Music With Name was the first remix album to have Drum & Bass remixes of South African songs. That was in 1996, just a few years after the genre emerged from the U.K. underground scenes. One of the tightest tracks from that album was the Drum & Bass remix of Kwazulu’s profound veteran guitarist Madala Kunene’s ‘Ubombo’, which is a hit in the alternative scenes even here in South Africa, where Drum & Bass still appeals to a very small niche. That was then and this is now. 2008 brings you Music With No Name Volume 3, 10 years after the second volume and twelve years after the first volume and it is far from the first two. Not far from the quality of sound and the overall repertoire, which is what Melt2000 has prided itself in from day one, but in a good way. This album is sticking to the times just like it’s predecessors. But it’s not the poppy Pop and latest inaccessible, high school rebellion genres you can expect from this album. And you are more than welcome to give this music whatever name you can think of.

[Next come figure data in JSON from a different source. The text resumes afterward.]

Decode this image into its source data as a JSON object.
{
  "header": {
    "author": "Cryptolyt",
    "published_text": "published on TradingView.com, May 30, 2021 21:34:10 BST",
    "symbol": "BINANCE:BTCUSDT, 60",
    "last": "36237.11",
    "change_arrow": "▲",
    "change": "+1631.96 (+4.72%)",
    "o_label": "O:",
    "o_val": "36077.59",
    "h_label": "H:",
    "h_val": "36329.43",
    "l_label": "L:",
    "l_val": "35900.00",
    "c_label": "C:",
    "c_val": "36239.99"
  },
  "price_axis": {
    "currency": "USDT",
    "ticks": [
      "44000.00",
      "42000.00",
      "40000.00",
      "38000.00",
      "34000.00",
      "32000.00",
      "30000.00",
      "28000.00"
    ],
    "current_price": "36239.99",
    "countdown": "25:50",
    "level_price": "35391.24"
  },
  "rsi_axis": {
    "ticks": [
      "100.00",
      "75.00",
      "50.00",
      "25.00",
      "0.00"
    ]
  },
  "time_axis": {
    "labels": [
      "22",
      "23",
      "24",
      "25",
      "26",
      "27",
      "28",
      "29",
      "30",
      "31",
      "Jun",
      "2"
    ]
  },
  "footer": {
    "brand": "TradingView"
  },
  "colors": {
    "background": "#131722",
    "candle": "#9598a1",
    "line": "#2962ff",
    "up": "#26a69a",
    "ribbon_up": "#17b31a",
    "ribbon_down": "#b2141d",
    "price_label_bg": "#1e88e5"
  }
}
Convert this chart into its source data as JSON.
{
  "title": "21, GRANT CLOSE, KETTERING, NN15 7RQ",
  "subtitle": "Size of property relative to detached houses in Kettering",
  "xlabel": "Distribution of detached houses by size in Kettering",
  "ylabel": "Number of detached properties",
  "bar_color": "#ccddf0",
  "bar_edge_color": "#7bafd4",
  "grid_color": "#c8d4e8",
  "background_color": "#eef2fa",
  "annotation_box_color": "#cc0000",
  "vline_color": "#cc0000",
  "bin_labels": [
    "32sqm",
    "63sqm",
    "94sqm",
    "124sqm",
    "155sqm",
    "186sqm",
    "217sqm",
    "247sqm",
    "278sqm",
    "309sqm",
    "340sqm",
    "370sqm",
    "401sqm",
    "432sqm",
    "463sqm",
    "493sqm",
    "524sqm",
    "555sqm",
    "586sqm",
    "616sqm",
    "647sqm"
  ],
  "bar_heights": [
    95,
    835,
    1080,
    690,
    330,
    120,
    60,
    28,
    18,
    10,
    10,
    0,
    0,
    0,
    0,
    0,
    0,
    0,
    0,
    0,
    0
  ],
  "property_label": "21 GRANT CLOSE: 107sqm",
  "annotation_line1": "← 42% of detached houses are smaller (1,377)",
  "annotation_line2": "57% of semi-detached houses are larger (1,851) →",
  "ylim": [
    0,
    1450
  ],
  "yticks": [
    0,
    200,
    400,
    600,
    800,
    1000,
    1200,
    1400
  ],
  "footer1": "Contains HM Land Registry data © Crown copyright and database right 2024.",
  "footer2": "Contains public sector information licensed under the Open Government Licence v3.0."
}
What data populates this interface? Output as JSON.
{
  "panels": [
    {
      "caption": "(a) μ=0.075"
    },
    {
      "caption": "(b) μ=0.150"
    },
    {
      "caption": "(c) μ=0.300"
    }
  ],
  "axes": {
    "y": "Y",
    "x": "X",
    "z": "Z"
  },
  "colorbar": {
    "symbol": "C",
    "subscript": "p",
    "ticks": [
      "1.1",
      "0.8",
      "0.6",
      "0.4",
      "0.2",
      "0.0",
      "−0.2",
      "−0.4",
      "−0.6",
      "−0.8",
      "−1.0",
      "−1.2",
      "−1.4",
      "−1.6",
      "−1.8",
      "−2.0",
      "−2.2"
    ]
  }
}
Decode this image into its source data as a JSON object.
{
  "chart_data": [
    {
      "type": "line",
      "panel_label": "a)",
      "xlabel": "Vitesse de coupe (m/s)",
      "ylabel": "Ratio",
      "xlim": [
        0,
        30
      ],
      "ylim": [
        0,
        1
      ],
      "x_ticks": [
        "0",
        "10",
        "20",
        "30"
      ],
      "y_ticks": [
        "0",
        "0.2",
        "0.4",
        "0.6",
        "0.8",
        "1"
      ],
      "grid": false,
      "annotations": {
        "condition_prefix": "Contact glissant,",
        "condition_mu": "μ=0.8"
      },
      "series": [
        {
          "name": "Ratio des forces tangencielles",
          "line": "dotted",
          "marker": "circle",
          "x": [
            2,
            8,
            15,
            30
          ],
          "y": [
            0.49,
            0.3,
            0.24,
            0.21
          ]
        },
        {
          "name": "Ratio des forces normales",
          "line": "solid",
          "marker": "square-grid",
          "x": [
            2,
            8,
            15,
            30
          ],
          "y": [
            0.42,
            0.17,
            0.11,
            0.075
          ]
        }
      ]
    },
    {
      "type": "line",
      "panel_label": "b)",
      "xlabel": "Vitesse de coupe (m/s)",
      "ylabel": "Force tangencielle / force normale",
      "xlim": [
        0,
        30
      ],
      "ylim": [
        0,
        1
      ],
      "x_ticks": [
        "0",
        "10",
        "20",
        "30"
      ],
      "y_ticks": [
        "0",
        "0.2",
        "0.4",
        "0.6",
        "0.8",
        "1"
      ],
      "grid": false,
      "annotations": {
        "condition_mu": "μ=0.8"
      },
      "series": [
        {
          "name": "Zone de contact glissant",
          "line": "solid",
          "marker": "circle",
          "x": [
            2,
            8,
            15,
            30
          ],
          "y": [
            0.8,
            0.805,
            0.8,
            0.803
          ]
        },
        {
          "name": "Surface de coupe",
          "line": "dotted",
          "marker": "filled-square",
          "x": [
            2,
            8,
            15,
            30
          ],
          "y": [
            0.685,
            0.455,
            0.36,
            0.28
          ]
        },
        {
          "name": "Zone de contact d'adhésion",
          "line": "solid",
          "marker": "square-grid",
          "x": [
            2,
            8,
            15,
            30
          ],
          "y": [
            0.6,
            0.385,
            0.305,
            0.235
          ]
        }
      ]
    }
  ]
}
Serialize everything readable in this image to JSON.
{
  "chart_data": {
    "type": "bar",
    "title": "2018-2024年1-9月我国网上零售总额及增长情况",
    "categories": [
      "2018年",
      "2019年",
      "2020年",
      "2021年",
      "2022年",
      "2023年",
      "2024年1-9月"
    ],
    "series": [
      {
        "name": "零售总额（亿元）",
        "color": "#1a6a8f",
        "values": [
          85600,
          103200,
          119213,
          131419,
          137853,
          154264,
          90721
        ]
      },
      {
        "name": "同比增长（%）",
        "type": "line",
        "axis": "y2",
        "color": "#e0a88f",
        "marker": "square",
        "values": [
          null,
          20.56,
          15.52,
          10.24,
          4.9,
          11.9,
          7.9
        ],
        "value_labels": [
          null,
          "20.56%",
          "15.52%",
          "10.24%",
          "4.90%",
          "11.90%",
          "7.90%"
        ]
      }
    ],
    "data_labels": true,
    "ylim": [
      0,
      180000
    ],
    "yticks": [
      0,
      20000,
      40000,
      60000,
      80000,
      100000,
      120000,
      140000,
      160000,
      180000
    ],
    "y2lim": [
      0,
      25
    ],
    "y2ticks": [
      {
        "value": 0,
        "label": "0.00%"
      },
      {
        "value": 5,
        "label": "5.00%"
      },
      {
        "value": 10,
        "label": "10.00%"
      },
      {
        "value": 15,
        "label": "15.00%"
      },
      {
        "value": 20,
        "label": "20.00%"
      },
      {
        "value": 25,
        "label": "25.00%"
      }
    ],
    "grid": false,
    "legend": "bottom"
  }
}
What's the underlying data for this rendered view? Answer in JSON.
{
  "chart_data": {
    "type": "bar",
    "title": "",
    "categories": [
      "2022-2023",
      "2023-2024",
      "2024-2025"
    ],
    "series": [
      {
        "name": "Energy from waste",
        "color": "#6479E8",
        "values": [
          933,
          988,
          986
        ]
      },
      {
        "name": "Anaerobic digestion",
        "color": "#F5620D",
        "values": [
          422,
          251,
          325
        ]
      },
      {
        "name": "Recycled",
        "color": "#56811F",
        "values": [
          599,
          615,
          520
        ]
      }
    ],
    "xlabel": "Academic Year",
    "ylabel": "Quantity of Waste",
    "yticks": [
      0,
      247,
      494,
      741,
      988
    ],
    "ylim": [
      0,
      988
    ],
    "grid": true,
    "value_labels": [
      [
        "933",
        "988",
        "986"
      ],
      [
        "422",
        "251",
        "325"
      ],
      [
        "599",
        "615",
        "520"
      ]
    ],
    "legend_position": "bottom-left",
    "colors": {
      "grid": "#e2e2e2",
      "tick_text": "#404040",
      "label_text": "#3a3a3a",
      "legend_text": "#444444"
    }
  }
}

Titled ‘Vibrations from the Motherland’ this album features remixes by some of Europe’s renowned producers of Dance, Electro and Funk to reverberating some stand out recordings that have come out of Melt. The album opens with Cape Town based toaster/rapper Teba Shumba, former member of Skeem and one of South Africa’s heavy weight artists. He opens the album as if opening ways to the world of Music with No Name with ‘Abaphantsi’, a fiery political rap for change done over Sangomas chanting, now this has never been done before and Teba was definitely the best man for the job. The Sangomas recording ‘Siya Dengelela Ngonyama’ is itself a plus decade old recording and was also featured in Volume 1 and is here remixed by Maga Bo, straight out of U.K. German Dance producer Henrik Schwarz, who is big in the house scene is also on this album with a remix of the Langa township international world traditional group Amampondo. There’s actually more than one Amampondo remix on this album and Amapondo’s Mother Mantombi Matotiyana also celebrated. The old Uhadi and Xhosa mother of music Madosini is also honored with a remix.

Other artists such as Mabi Thobejane, Bernard Mndaweni and Comoros Mayito are also celebrated. This album is the new day for the dance scene and a freshly polished dance floor. Be sure to catch one stand out Deep House track on this album, number 11 ‘Distant Djembe’, also an Amampondo remix and is slowly becoming a hit amongst local house deejays. This album is clearly a tribute to our greats and also features other U.K based producers such as Adam Hurst, John Kennedy left me speechless.

It’s a pity that our local radio doesn’t play good music, listeners will miss out on this baby. But if you are a C.D. buyer then make sure you get this Music With No Name.